The Peabody Energy Somerville Central mine preparation plant stands in this aerial photograph taken above Oakland City, Indiana.
The Peabody Energy Somerville Central mine preparation plant stands in this aerial photograph taken above Oakland City, Indiana, U.S. Photographer: Luke Sharrett/Bloomberg

Representatives of the House and Senate tax writing committees didn’t respond to requests seeking comment on the timing.

In addition to the expiring benefits, the American Coalition for Clean Coal Electricity, which represents companies such as American Electric Power Co. and Peabody Energy Corp., is seeking a new tax credit for existing coal-fired power plants that would total $65 billion over 10 years.

“We think we have a good case to make,” said Paul Bailey, the group’s president. “We’ve had a lot of retirements and there is a lot of concern about reliability and grid resilience so we think that is a good reason to have a tax credit that would prevent some coal retirements.”

The proposal, which would allow nearly every U.S. coal plant to qualify, comes as the Federal Energy Regulatory Commission is also moving forward with a rule to help coal plants that would apply to about 40,000 megawatts of coal out of a fleet of about 260,000 megawatts, Bailey said.

Meanwhile, the nuclear industry, which is retiring plants in the face of competition from electricity sources such as cheap natural gas and renewable power, is also seeking a tax credit, said David Brown, senior vice president of federal affairs for Exelon Corp., the largest operator of nuclear plants in the U.S.

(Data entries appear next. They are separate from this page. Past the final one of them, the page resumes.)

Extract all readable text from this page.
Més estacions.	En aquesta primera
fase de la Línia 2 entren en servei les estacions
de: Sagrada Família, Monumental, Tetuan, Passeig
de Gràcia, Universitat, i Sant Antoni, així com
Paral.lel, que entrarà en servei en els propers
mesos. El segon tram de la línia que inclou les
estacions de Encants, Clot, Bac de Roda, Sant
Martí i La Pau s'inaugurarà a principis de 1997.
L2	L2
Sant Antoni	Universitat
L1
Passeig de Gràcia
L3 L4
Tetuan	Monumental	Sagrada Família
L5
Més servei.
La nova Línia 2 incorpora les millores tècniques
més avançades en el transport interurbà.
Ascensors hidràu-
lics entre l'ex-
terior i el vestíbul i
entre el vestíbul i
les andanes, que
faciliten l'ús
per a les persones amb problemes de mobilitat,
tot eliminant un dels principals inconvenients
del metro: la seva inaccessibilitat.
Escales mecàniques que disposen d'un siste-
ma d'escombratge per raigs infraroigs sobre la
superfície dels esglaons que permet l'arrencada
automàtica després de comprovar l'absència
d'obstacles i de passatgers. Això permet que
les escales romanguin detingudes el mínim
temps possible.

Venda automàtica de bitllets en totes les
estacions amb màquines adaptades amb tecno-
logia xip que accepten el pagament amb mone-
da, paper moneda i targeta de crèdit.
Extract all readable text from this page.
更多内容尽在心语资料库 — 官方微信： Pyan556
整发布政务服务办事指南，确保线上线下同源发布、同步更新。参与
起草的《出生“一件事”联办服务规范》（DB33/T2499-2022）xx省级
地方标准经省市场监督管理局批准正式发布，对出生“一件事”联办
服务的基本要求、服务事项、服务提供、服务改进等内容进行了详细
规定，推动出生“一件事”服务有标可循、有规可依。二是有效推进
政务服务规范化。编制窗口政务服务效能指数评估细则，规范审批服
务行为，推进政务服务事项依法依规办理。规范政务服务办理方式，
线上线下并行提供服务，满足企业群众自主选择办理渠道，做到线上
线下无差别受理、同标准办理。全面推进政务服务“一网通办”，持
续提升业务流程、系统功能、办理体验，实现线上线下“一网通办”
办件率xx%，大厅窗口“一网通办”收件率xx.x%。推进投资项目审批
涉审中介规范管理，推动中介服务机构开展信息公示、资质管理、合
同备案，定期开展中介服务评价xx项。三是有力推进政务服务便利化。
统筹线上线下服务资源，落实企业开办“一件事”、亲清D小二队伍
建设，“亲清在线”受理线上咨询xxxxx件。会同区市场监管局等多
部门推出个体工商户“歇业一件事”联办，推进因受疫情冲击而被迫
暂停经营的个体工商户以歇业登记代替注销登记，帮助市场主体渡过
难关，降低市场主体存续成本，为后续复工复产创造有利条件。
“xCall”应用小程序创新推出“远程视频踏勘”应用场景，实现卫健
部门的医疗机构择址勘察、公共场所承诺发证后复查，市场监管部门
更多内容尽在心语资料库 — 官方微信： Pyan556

The 30 percent investment tax credit, which as envisioned would phase down over time and then become a 10 percent permanent tax credit, is estimated to cost $5 billion, Brown said.

Nuclear Credits

While the FERC proposal would also help nuclear plants, Brown said it wouldn’t become effective soon enough to help the nuclear fleet. The tax credit, he said, would be “a bridge until the markets can appropriately value the attributes that nuclear can bring to the table.”

A separate measure extending a production tax credit for nuclear power could also find a home in the Senate’s tax extenders bill. It’s been championed by Republican Senator Johnny Isakson, and could benefit Southern Co., which is building new nuclear reactors in his home state of Georgia.

Other tax credits sought for the package include the reinstatement and multiyear extension of a $1.01 a gallon tax credit for the production of cellulosic ethanol—which, unlike traditional corn ethanol, is made from garbage, algae and corn stover—and a $1 per gallon credit for biodiesel. Both of which have been championed by Iowa Republican Senator Chuck Grassley.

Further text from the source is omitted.